Thursday, June 19, 2008

Tea time

Music is a funny thing. It's the main reason the time I have to spend in trains when going to Yokohama doesn't kill me - my iPod is a veritable lifesaver. I once forgot it at home when going to practise, and had to listen to the conversations of my fellow passengers... Horrible. Makes you really really hate japanese teenagers.

The only problem is that I find myself unable to resist reacting to the music I'm listening. This means that even though I try not to I'm basically moving to the rhytm: tapping, twitching, nodding and moving my hips. If the rest of the world would be hearing the music this wouldn't of course be a problem - but they don't. I'm afraid I look quite the madwoman, and just hope with all my might that they see the iPod and understand that there might actually be a reason for all my twitching movements, something other than mental problems. *g*

Maybe that's why I'm never bothered when I walk back home alone in the middle of the night from the zazenkai. You never know what a crazy woman might do, better to leave her alone.

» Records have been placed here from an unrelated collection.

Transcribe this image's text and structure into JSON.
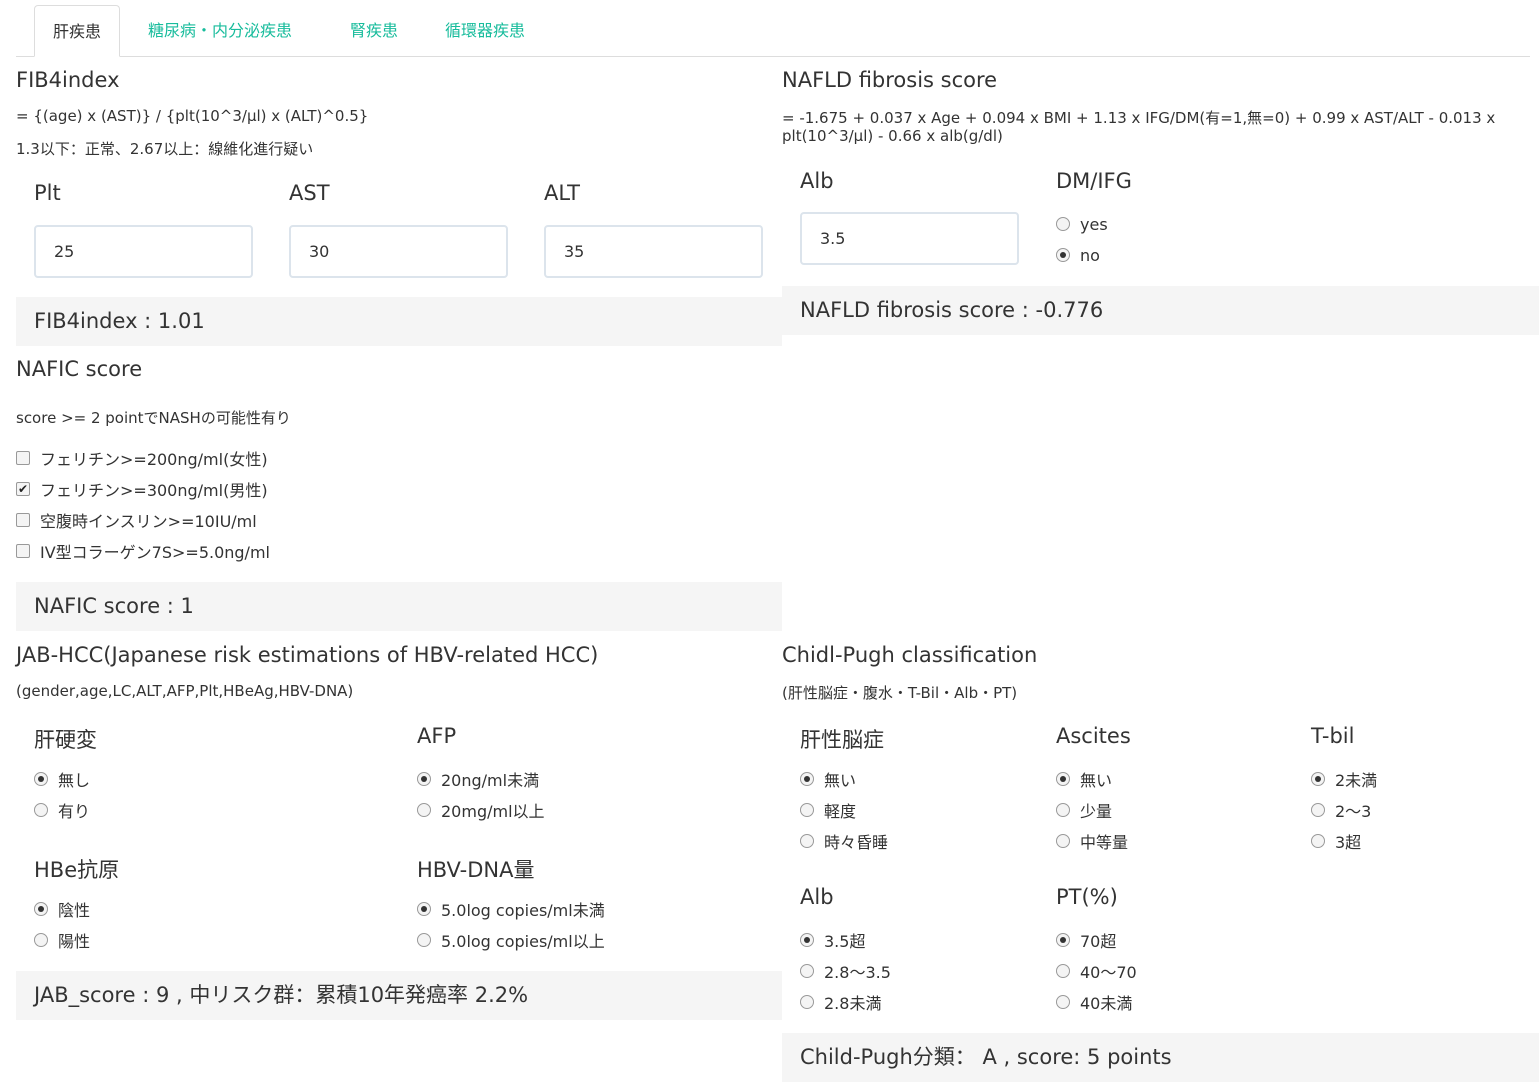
{
  "tabs": [
    "肝疾患",
    "糖尿病・内分泌疾患",
    "腎疾患",
    "循環器疾患"
  ],
  "fib4": {
    "title": "FIB4index",
    "formula": "= {(age) x (AST)} / {plt(10^3/μl) x (ALT)^0.5}",
    "note": "1.3以下：正常、2.67以上：線維化進行疑い",
    "plt_label": "Plt",
    "ast_label": "AST",
    "alt_label": "ALT",
    "plt_value": "25",
    "ast_value": "30",
    "alt_value": "35",
    "result": "FIB4index : 1.01"
  },
  "nafld": {
    "title": "NAFLD fibrosis score",
    "formula_line1": "= -1.675 + 0.037 x Age + 0.094 x BMI + 1.13 x IFG/DM(有=1,無=0) + 0.99 x AST/ALT - 0.013 x",
    "formula_line2": "plt(10^3/μl) - 0.66 x alb(g/dl)",
    "alb_label": "Alb",
    "alb_value": "3.5",
    "dm_label": "DM/IFG",
    "dm_options": [
      "yes",
      "no"
    ],
    "dm_selected": "no",
    "result": "NAFLD fibrosis score : -0.776"
  },
  "nafic": {
    "title": "NAFIC score",
    "note": "score >= 2 pointでNASHの可能性有り",
    "items": [
      "フェリチン>=200ng/ml(女性)",
      "フェリチン>=300ng/ml(男性)",
      "空腹時インスリン>=10IU/ml",
      "IV型コラーゲン7S>=5.0ng/ml"
    ],
    "checked": [
      false,
      true,
      false,
      false
    ],
    "check_glyph": "✔",
    "result": "NAFIC score : 1"
  },
  "jab": {
    "title": "JAB-HCC(Japanese risk estimations of HBV-related HCC)",
    "sub": "(gender,age,LC,ALT,AFP,Plt,HBeAg,HBV-DNA)",
    "lc_label": "肝硬変",
    "lc_options": [
      "無し",
      "有り"
    ],
    "afp_label": "AFP",
    "afp_options": [
      "20ng/ml未満",
      "20mg/ml以上"
    ],
    "hbe_label": "HBe抗原",
    "hbe_options": [
      "陰性",
      "陽性"
    ],
    "dna_label": "HBV-DNA量",
    "dna_options": [
      "5.0log copies/ml未満",
      "5.0log copies/ml以上"
    ],
    "result": "JAB_score : 9 , 中リスク群：累積10年発癌率 2.2%"
  },
  "childpugh": {
    "title": "Chidl-Pugh classification",
    "sub": "(肝性脳症・腹水・T-Bil・Alb・PT)",
    "enc_label": "肝性脳症",
    "enc_options": [
      "無い",
      "軽度",
      "時々昏睡"
    ],
    "asc_label": "Ascites",
    "asc_options": [
      "無い",
      "少量",
      "中等量"
    ],
    "tbil_label": "T-bil",
    "tbil_options": [
      "2未満",
      "2～3",
      "3超"
    ],
    "alb_label": "Alb",
    "alb_options": [
      "3.5超",
      "2.8～3.5",
      "2.8未満"
    ],
    "pt_label": "PT(%)",
    "pt_options": [
      "70超",
      "40～70",
      "40未満"
    ],
    "result": "Child-Pugh分類： A , score: 5 points"
  },
  "colors": {
    "accent": "#18bc9c",
    "text": "#333333",
    "well": "#f5f5f5",
    "input_border": "#dce4ec"
  }
}
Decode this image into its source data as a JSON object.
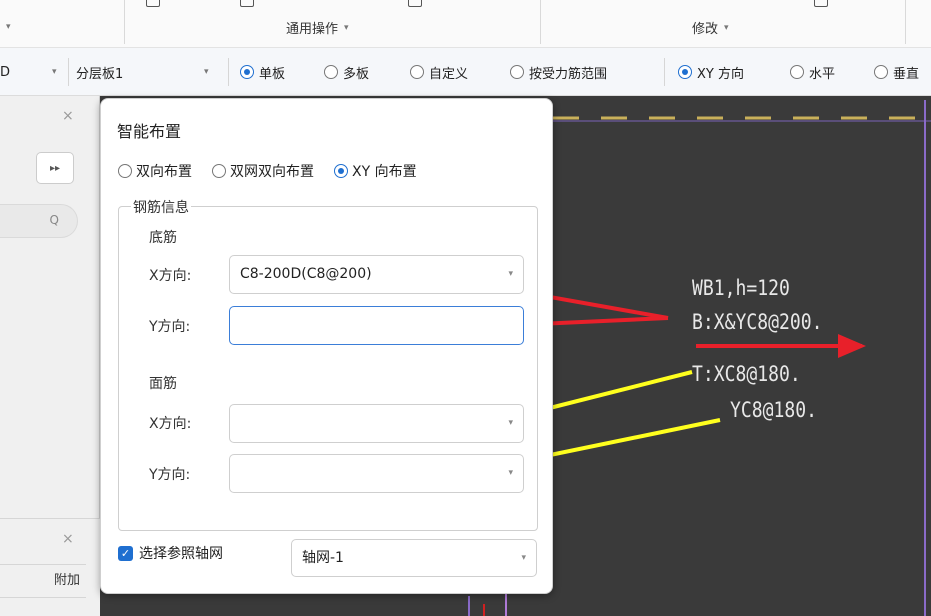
{
  "ribbon": {
    "group_general": "通用操作",
    "group_modify": "修改",
    "caret": "▾"
  },
  "optbar": {
    "first_combo_value": "D",
    "layer_combo_value": "分层板1",
    "radio_single": "单板",
    "radio_multi": "多板",
    "radio_custom": "自定义",
    "radio_stress": "按受力筋范围",
    "radio_xy": "XY 方向",
    "radio_horizontal": "水平",
    "radio_vertical": "垂直"
  },
  "left_panel": {
    "expand_glyph": "▸▸",
    "search_glyph": "Q",
    "close_glyph": "×",
    "bottom_tab": "附加"
  },
  "dialog": {
    "title": "智能布置",
    "modes": [
      {
        "label": "双向布置",
        "selected": false
      },
      {
        "label": "双网双向布置",
        "selected": false
      },
      {
        "label": "XY 向布置",
        "selected": true
      }
    ],
    "fieldset_legend": "钢筋信息",
    "bottom_bar": {
      "label": "底筋",
      "x_label": "X方向:",
      "x_value": "C8-200D(C8@200)",
      "y_label": "Y方向:",
      "y_value": ""
    },
    "top_bar": {
      "label": "面筋",
      "x_label": "X方向:",
      "x_value": "",
      "y_label": "Y方向:",
      "y_value": ""
    },
    "ref_grid_checkbox": {
      "label": "选择参照轴网",
      "checked": true
    },
    "ref_grid_value": "轴网-1",
    "dropdown_glyph": "▾",
    "check_glyph": "✓"
  },
  "cad_annotation": {
    "line1": "WB1,h=120",
    "line2": "B:X&YC8@200.",
    "line3": "T:XC8@180.",
    "line4": "YC8@180."
  },
  "colors": {
    "red_arrow": "#e8202a",
    "yellow_arrow": "#ffff1e",
    "canvas": "#3a3a3a",
    "accent": "#1f6fd0"
  }
}
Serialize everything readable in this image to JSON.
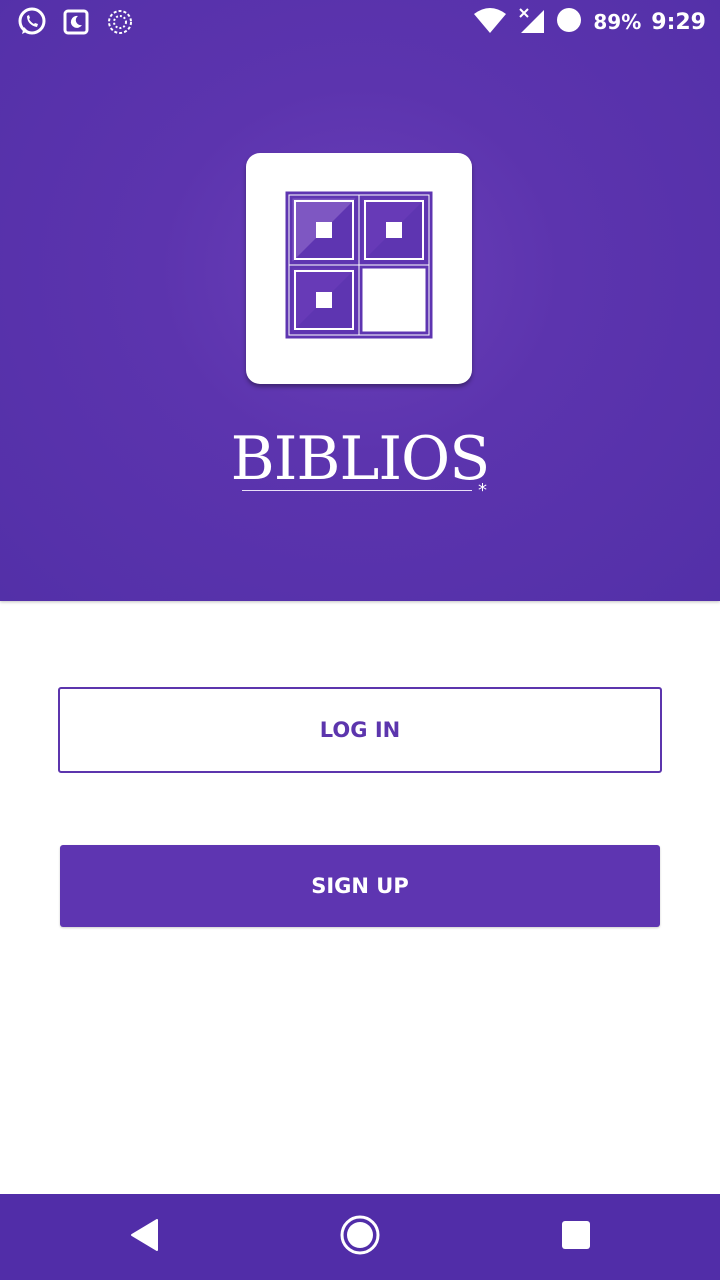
{
  "status_bar": {
    "icons_left": [
      "whatsapp-icon",
      "night-mode-icon",
      "sync-circle-icon"
    ],
    "icons_right": [
      "wifi-icon",
      "cellular-no-signal-icon",
      "dnd-circle-icon"
    ],
    "battery": "89%",
    "time": "9:29"
  },
  "brand": {
    "name": "BIBLIOS",
    "mark": "*"
  },
  "buttons": {
    "login": "LOG IN",
    "signup": "SIGN UP"
  },
  "nav_bar": {
    "icons": [
      "back-icon",
      "home-icon",
      "recents-icon"
    ]
  },
  "colors": {
    "primary": "#5e35b1",
    "header_dark": "#5330a8",
    "nav": "#512da8",
    "white": "#ffffff"
  }
}
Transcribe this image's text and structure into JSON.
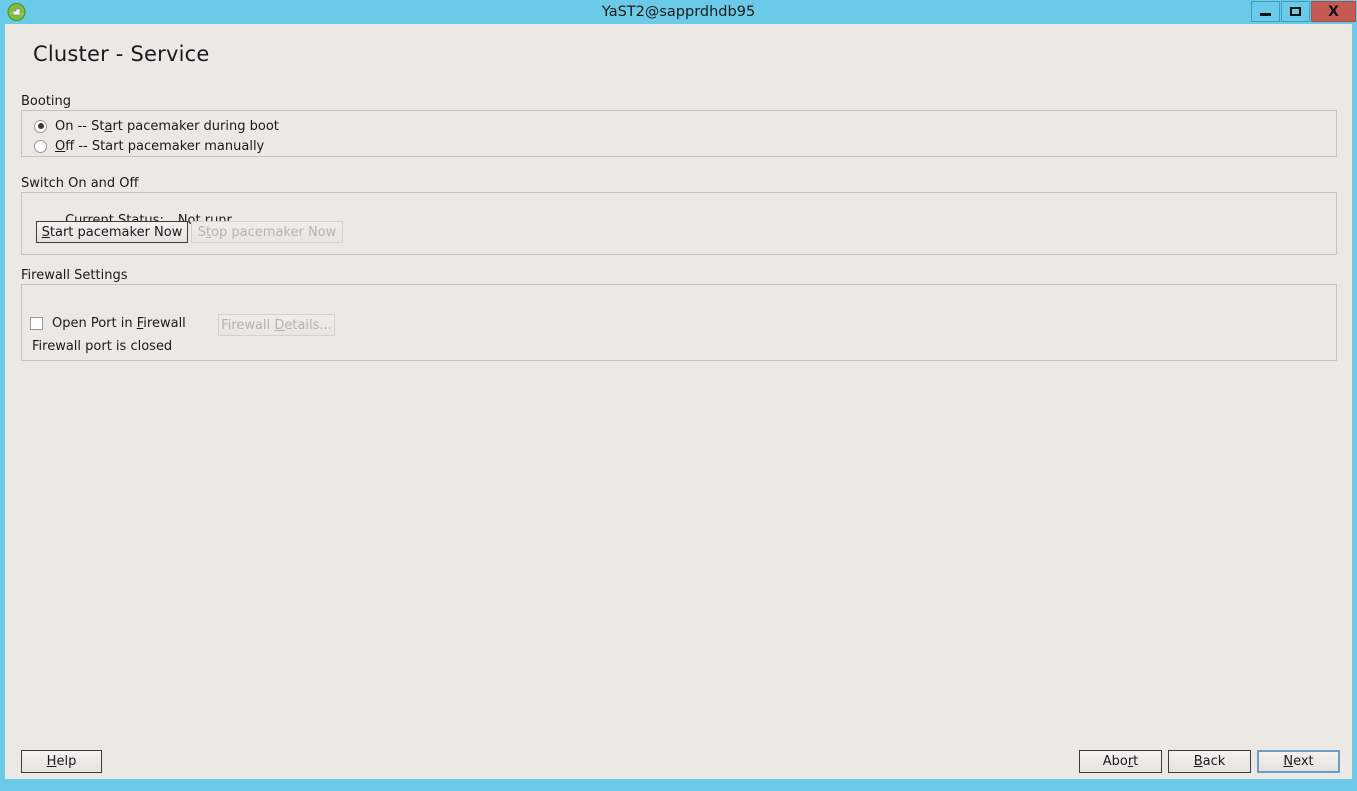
{
  "window": {
    "title": "YaST2@sapprdhdb95",
    "icon": "yast-globe-icon",
    "controls": {
      "minimize": "minimize-icon",
      "maximize": "maximize-icon",
      "close": "X"
    },
    "titlebar_color": "#6bcae8",
    "background_color": "#ece9e4"
  },
  "page": {
    "title": "Cluster - Service"
  },
  "booting": {
    "group_label": "Booting",
    "options": [
      {
        "id": "on",
        "pre": "On -- St",
        "mnemonic": "a",
        "post": "rt pacemaker during boot",
        "selected": true
      },
      {
        "id": "off",
        "pre": "",
        "mnemonic": "O",
        "post": "ff -- Start pacemaker manually",
        "selected": false
      }
    ]
  },
  "switch_section": {
    "group_label": "Switch On and Off",
    "status_label": "Current Status:",
    "status_value": "Not runr",
    "start_button": {
      "pre": "",
      "mnemonic": "S",
      "post": "tart pacemaker Now",
      "enabled": true
    },
    "stop_button": {
      "pre": "S",
      "mnemonic": "t",
      "post": "op pacemaker Now",
      "enabled": false
    }
  },
  "firewall": {
    "group_label": "Firewall Settings",
    "checkbox": {
      "pre": "Open Port in ",
      "mnemonic": "F",
      "post": "irewall",
      "checked": false
    },
    "details_button": {
      "pre": "Firewall ",
      "mnemonic": "D",
      "post": "etails...",
      "enabled": false
    },
    "status_text": "Firewall port is closed"
  },
  "footer": {
    "help": {
      "pre": "",
      "mnemonic": "H",
      "post": "elp"
    },
    "abort": {
      "pre": "Abo",
      "mnemonic": "r",
      "post": "t"
    },
    "back": {
      "pre": "",
      "mnemonic": "B",
      "post": "ack"
    },
    "next": {
      "pre": "",
      "mnemonic": "N",
      "post": "ext",
      "is_default": true
    }
  }
}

And I like my lonely walks especially on monday mornings, listening to music, waking up slowly on my way to the temple, not having to speak to anyone before the morning meal is over around 7.40am. Usually we then sit around until about 8am when people start leaving for work and I head back to Waseda. Last monday was different though, Manabe-san got carried away by explaining various things, like the differences between the different degrees of taking monastic vows and which parts of the ceremony are the same as what's used in buddhist funerals. So, we stayed talking until 9am, after which I accompanied him to a wagashiya where he bought sweets for the evening's tea ceremony practise - and then it was already time to meet Maru-san's wife for the kabuki. After kabuki and lunch I had just enough time to get back to the dorm, take a shower and then head back to Myôgadani for the tea ceremony.

Never sit 3 temae (one "serving" ceremony) one after another. My legs were so dead after that... I was told to bring white socks, and since our washing machines wash only with cold water white clothes are nearly impossible to get clean - meaning all my normal white socks have almost gray soles by now. So, I decided to opt for my tabi, earning some more "weird gaijin" -points (I have plenty of them by now...). The downside of tabi is that there's a seam running on top which starts hurting after sitting for some time in seiza - or if it's a bad day it can hurt straight from the beginning too. It's like sometimes it's easier to do 40min of zazen with nearly no pain, and then again last monday I was forced to lift one foot in the end because the pain in my right hip joint was so bad that I was almost in tears. Or sometimes the legs fall asleep faster than at other times. Or sometimes you can climb stairs without any pain, and sometimes... Anyways, it's been ages since my few Urasenke experiences (the school, which MIGHT be Sôhen ryû but don't quote me on that, resembles Urasenke a lot since it's descended from it), but I started to get the hang of it on the last time. I'd like to go again, but I don't think I can come every week, and besides they're doing it both on monday and tuesday nights - too much drinking and late nights... It's a tough decision between really interesting conversations and being dead tired.

And then for some haiku. I was told to choose which haiku I wanted to have calligraphied by Kis-san, and it was decided that it has to be one of my original versions, not the corrected ones... Now I just hope the calligraphy will be so artistic that no one will be able to read the poems themselves. *g* I always get the same comment for them: they're "cute" and very "reddo-rashii" (very like me), and the ideas are good. Reading between the lines - now I just need to make the text itself more haiku-like. I always feel like as if my vocabulary is about the equivalent of that of a 5 y.o. kid. But hey, isshôkenmei, isshôkenmei... Trying is what matters. I'd like to continue writing the haiku in Finland too, but without a teacher that would be very difficult - maybe Maruyama-san would take me as a correspondence student?